The distributed rate limiter operates on an eventual-consistency basis, it too is a “leaky bucket” algorithm, but the rate limiter is not synchronised explicitly via Redis across all instances. Instead, the rate limiter is entirely in-memory to the instance servicing the request, and the “size” of the token value is determined by a quorum established between Tyk instances that share a common zone or tag group.

This approach means that Tyk will continually measure load on each instance that is running, and then use the load across all instances to calculate a value by which to normalise the rate limiter leaky buckets across all instances – this happens eventually (within a second or so) and is entirely dynamic. If a new instance joins the cluster, or an instance leaves the cluster, the token bucket value is recalculated and rate limits rebalance.

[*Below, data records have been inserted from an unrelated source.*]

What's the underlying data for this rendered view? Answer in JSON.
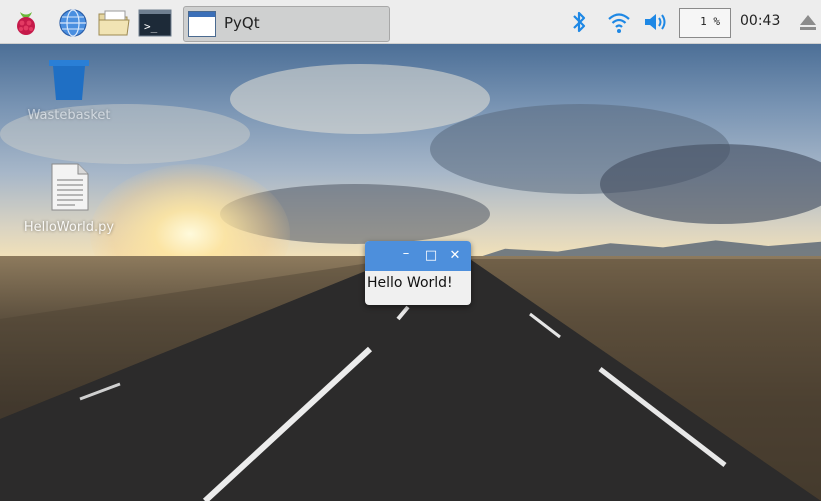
{
  "taskbar": {
    "launchers": [
      {
        "name": "menu",
        "icon": "raspberry-icon"
      },
      {
        "name": "browser",
        "icon": "globe-icon"
      },
      {
        "name": "file-manager",
        "icon": "folder-icon"
      },
      {
        "name": "terminal",
        "icon": "terminal-icon"
      }
    ],
    "terminal_glyph": ">_",
    "task_button_label": "PyQt",
    "tray": {
      "bluetooth_icon": "bluetooth-icon",
      "wifi_icon": "wifi-icon",
      "volume_icon": "volume-icon",
      "cpu_label": "1 %",
      "clock": "00:43",
      "eject_icon": "eject-icon"
    }
  },
  "desktop": {
    "icons": [
      {
        "label": "Wastebasket",
        "icon": "trash-icon"
      },
      {
        "label": "HelloWorld.py",
        "icon": "text-file-icon"
      }
    ]
  },
  "window": {
    "title": "",
    "minimize": "–",
    "maximize": "□",
    "close": "✕",
    "content_label": "Hello World!"
  },
  "colors": {
    "titlebar": "#4d8fdc",
    "taskbar": "#ededed",
    "raspberry": "#c51a4a",
    "accent_blue": "#1e88e5"
  }
}
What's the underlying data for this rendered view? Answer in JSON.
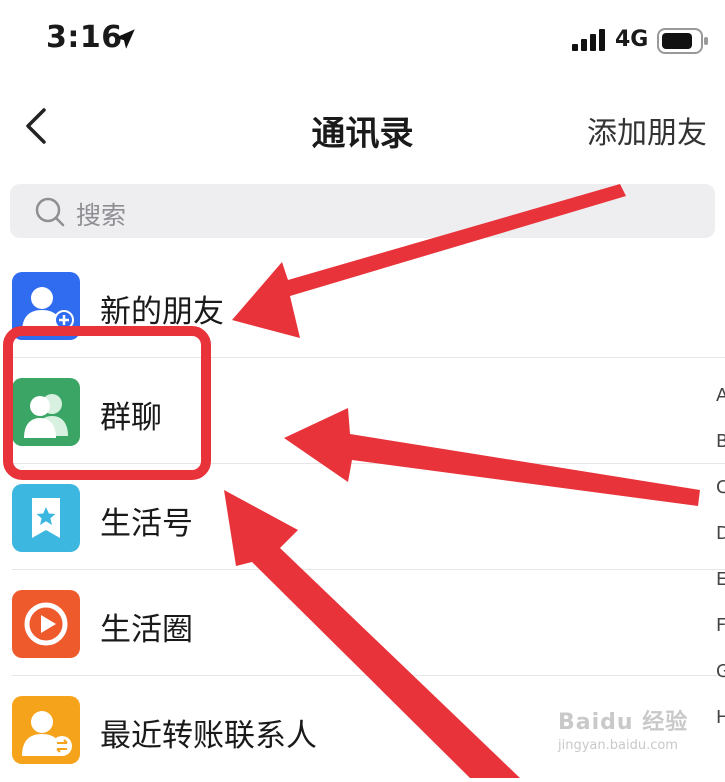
{
  "status_bar": {
    "time": "3:16",
    "network": "4G",
    "icons": [
      "location-arrow-icon",
      "signal-icon",
      "battery-icon"
    ]
  },
  "nav": {
    "title": "通讯录",
    "action": "添加朋友",
    "back_icon": "chevron-left-icon"
  },
  "search": {
    "placeholder": "搜索",
    "icon": "search-icon"
  },
  "list": {
    "items": [
      {
        "label": "新的朋友",
        "icon": "add-friend-icon",
        "color": "#2f6cf0"
      },
      {
        "label": "群聊",
        "icon": "group-chat-icon",
        "color": "#3aa565"
      },
      {
        "label": "生活号",
        "icon": "life-account-icon",
        "color": "#3cb7e0"
      },
      {
        "label": "生活圈",
        "icon": "life-circle-icon",
        "color": "#ee5a2c"
      },
      {
        "label": "最近转账联系人",
        "icon": "transfer-contact-icon",
        "color": "#f5a31a"
      }
    ]
  },
  "index_bar": [
    "A",
    "B",
    "C",
    "D",
    "E",
    "F",
    "G",
    "H"
  ],
  "annotation": {
    "color": "#e8333a"
  },
  "watermark": {
    "main": "Baidu 经验",
    "sub": "jingyan.baidu.com"
  }
}
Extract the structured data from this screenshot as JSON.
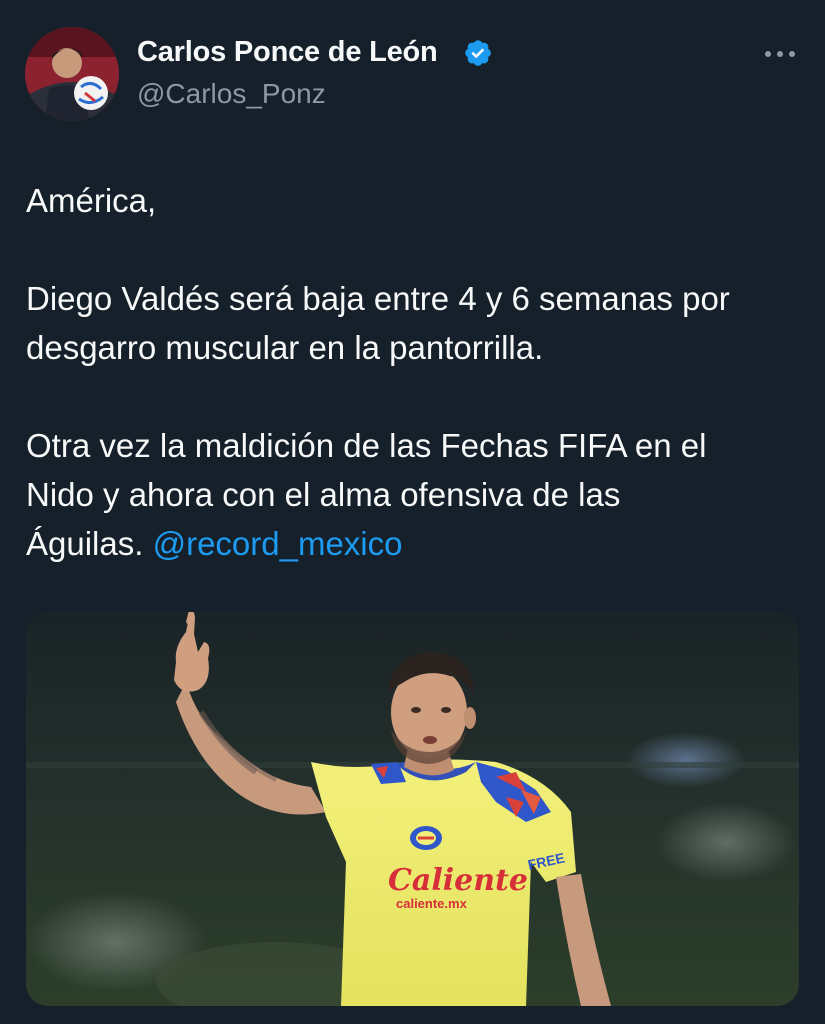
{
  "author": {
    "name": "Carlos Ponce de León",
    "handle": "@Carlos_Ponz",
    "verified": true,
    "avatar_icon": "profile-photo"
  },
  "menu": {
    "icon": "more-dots-icon"
  },
  "tweet": {
    "lines": {
      "greeting": "América,",
      "p2_l1": "Diego Valdés será baja entre 4 y 6 semanas por",
      "p2_l2": "desgarro muscular en la pantorrilla.",
      "p3_l1": "Otra vez la maldición de las Fechas FIFA en el",
      "p3_l2": "Nido y ahora con el alma ofensiva de las",
      "p3_l3": "Águilas.",
      "mention": "@record_mexico"
    }
  },
  "media": {
    "shirt_sponsor": "Caliente",
    "shirt_sponsor_sub": "caliente.mx",
    "sleeve_sponsor": "FREE"
  },
  "colors": {
    "background": "#15202b",
    "text": "#f7f9f9",
    "secondary": "#8b98a5",
    "link": "#1d9bf0",
    "verified": "#1d9bf0"
  }
}
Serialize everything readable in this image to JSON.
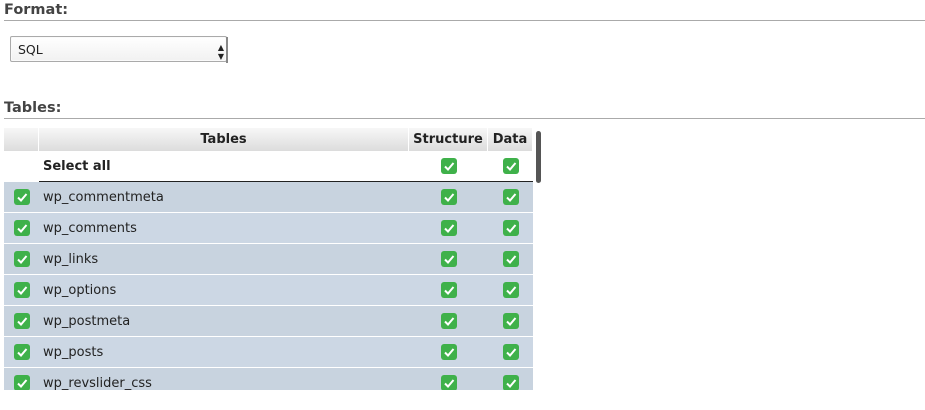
{
  "format": {
    "heading": "Format:",
    "selected": "SQL"
  },
  "tables": {
    "heading": "Tables:",
    "columns": {
      "tables": "Tables",
      "structure": "Structure",
      "data": "Data"
    },
    "select_all_label": "Select all",
    "rows": [
      {
        "name": "wp_commentmeta",
        "checked": true,
        "structure": true,
        "data": true
      },
      {
        "name": "wp_comments",
        "checked": true,
        "structure": true,
        "data": true
      },
      {
        "name": "wp_links",
        "checked": true,
        "structure": true,
        "data": true
      },
      {
        "name": "wp_options",
        "checked": true,
        "structure": true,
        "data": true
      },
      {
        "name": "wp_postmeta",
        "checked": true,
        "structure": true,
        "data": true
      },
      {
        "name": "wp_posts",
        "checked": true,
        "structure": true,
        "data": true
      },
      {
        "name": "wp_revslider_css",
        "checked": true,
        "structure": true,
        "data": true
      }
    ]
  },
  "icons": {
    "checkbox": "checkmark-icon",
    "select_arrow": "dropdown-arrow-icon"
  },
  "colors": {
    "checkbox_green": "#3fb14a",
    "row_bg": "#ccd7e4"
  }
}
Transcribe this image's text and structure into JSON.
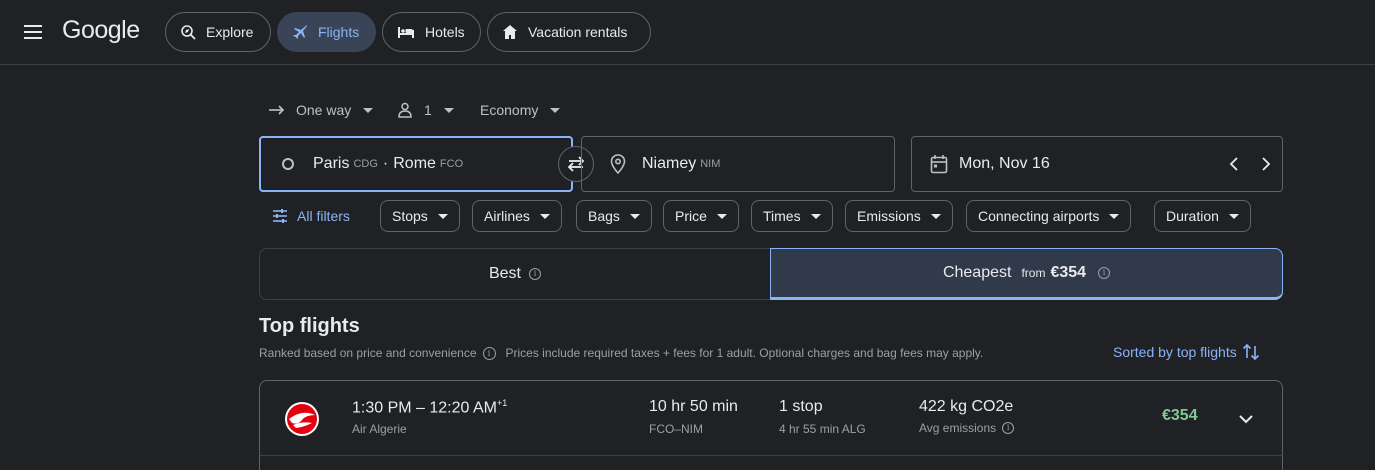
{
  "header": {
    "logo": "Google",
    "nav": [
      {
        "label": "Explore",
        "icon": "explore-icon"
      },
      {
        "label": "Flights",
        "icon": "airplane-icon",
        "active": true
      },
      {
        "label": "Hotels",
        "icon": "bed-icon"
      },
      {
        "label": "Vacation rentals",
        "icon": "house-icon"
      }
    ]
  },
  "trip": {
    "type": "One way",
    "passengers": "1",
    "cabin": "Economy"
  },
  "search": {
    "origin_city1": "Paris",
    "origin_code1": "CDG",
    "origin_sep": "·",
    "origin_city2": "Rome",
    "origin_code2": "FCO",
    "destination_city": "Niamey",
    "destination_code": "NIM",
    "date": "Mon, Nov 16"
  },
  "filters": {
    "all_filters": "All filters",
    "chips": [
      "Stops",
      "Airlines",
      "Bags",
      "Price",
      "Times",
      "Emissions",
      "Connecting airports",
      "Duration"
    ]
  },
  "sort_tabs": {
    "best": "Best",
    "cheapest": "Cheapest",
    "from_label": "from",
    "cheapest_price": "€354"
  },
  "results": {
    "title": "Top flights",
    "ranked_note": "Ranked based on price and convenience",
    "price_note": "Prices include required taxes + fees for 1 adult. Optional charges and bag fees may apply.",
    "sorted_label": "Sorted by top flights",
    "flights": [
      {
        "times": "1:30 PM – 12:20 AM",
        "day_offset": "+1",
        "airline": "Air Algerie",
        "duration": "10 hr 50 min",
        "route": "FCO–NIM",
        "stops": "1 stop",
        "layover": "4 hr 55 min ALG",
        "emissions": "422 kg CO2e",
        "emissions_note": "Avg emissions",
        "price": "€354"
      }
    ]
  },
  "colors": {
    "background": "#202124",
    "accent": "#8ab4f8",
    "price": "#81c995",
    "active_pill": "#394457"
  }
}
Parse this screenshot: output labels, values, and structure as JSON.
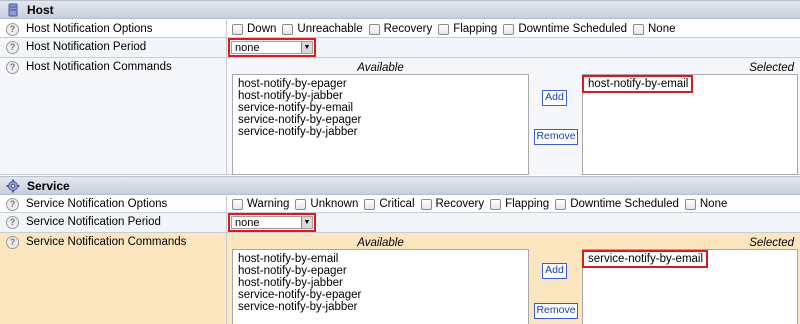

The benefit of this approach is scalability and speed – the DRL is much more performant and puts much less pressure on Redis, meaning smaller deployments and higher availability.

Can I disable the rate limiter?

Yes, the rate limiter can be disabled for an API Definition by checking Disable Rate Limits in your API Designer, or by setting the value of disable_rate_limit to true in your API definition.

Can I rate limit by IP address?

Not yet, though IP-based rate limiting is possible using custom pre-processor middleware JavaScript that generates tokens based on IP addresses.